Output Knowledge Created by This Message

The read operation produces specific knowledge about the synthesis task loop's structure:

The Broader Context: A Pattern of Iterative Optimization

This message is not an isolated event. It is one step in a sustained optimization campaign spanning multiple segments of the conversation. The developer has already:

Conclusion

Message [msg 1861] is a deceptively simple read operation that carries enormous weight in the optimization narrative. It is the moment when analysis crystallizes into action, when the developer moves from knowing what is wrong to understanding how to fix it. The waterfall visualization identified the symptom—GPU idle gaps—but the read reveals the cure: restructuring the synthesis task loop to support concurrent execution.

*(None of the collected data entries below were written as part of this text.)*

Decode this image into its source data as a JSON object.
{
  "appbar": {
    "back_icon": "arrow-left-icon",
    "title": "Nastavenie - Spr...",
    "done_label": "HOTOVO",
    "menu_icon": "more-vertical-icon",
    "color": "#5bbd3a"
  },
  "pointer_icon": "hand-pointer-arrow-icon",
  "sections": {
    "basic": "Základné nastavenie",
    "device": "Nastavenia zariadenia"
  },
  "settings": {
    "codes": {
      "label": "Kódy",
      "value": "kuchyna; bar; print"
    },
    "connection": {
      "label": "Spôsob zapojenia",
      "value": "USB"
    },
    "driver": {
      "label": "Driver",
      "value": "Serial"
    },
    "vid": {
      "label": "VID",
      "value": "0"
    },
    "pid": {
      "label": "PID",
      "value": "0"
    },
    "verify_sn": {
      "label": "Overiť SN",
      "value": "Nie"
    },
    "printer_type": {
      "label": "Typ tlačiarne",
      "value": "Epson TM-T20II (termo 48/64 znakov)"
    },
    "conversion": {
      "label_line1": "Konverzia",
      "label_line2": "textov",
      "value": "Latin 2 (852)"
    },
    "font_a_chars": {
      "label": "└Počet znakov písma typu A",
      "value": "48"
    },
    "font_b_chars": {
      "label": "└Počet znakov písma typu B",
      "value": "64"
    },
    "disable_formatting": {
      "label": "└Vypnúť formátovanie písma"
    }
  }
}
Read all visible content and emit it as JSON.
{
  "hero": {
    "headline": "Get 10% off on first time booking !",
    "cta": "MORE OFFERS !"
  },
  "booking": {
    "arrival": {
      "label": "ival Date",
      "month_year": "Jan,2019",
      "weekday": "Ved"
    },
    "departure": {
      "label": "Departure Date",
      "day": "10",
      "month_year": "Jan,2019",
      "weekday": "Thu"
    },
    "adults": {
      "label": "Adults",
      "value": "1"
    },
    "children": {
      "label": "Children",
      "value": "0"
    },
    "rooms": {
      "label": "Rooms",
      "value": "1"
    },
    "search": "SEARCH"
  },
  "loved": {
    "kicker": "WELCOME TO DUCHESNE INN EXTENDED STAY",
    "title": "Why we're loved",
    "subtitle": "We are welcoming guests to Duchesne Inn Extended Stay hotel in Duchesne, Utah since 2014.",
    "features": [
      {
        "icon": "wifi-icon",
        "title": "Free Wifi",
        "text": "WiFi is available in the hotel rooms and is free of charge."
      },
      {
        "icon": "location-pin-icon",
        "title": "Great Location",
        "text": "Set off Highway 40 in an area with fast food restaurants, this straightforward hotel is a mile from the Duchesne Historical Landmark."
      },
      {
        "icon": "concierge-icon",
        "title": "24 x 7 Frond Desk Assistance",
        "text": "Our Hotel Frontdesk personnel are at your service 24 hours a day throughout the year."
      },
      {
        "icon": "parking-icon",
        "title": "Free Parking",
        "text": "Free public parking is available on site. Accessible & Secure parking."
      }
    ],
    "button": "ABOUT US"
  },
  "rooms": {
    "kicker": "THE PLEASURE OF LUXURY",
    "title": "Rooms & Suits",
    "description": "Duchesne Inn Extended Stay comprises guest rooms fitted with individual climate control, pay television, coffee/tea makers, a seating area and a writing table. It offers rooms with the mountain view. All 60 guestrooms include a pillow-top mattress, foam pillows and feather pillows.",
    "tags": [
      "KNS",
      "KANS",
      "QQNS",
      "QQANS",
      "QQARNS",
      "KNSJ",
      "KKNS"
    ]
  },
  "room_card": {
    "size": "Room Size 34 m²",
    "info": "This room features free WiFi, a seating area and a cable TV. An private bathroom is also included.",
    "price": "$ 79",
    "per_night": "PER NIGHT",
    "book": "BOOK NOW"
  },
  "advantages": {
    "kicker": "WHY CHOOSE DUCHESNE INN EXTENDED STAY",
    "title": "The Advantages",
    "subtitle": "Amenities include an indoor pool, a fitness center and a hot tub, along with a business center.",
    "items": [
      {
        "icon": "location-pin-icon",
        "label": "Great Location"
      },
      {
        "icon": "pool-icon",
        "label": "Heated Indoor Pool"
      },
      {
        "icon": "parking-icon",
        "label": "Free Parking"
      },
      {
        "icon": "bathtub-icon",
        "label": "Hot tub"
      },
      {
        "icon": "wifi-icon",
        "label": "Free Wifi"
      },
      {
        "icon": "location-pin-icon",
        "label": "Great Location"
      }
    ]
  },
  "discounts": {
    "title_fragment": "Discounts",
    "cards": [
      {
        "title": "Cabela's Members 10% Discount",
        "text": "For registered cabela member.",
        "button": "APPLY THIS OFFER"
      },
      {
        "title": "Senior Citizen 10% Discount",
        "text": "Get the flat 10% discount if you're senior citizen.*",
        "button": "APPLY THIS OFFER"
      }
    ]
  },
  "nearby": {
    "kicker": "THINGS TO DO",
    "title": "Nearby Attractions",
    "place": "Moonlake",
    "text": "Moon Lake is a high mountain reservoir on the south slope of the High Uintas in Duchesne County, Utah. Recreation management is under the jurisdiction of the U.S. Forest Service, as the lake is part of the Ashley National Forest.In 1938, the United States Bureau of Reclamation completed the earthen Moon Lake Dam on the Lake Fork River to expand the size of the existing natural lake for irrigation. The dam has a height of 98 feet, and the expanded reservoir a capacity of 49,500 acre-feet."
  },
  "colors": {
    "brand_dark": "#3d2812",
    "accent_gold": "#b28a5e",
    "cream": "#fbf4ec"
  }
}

The message exemplifies a core principle of systems optimization: measure before you change, and read before you write. The developer did not rush to edit the engine code based on intuition alone. They instrumented, benchmarked, visualized, analyzed, and then read the relevant code with a specific question in mind. The read is targeted, purposeful, and informed by everything that came before it.

In the broader arc of the cuzk proving engine's development, this message marks the boundary between Phase 5 (waterfall instrumentation and diagnosis) and Phase 6 (parallel synthesis implementation). It is the seam where understanding meets action, and where the 12-second GPU idle gap begins its journey toward elimination.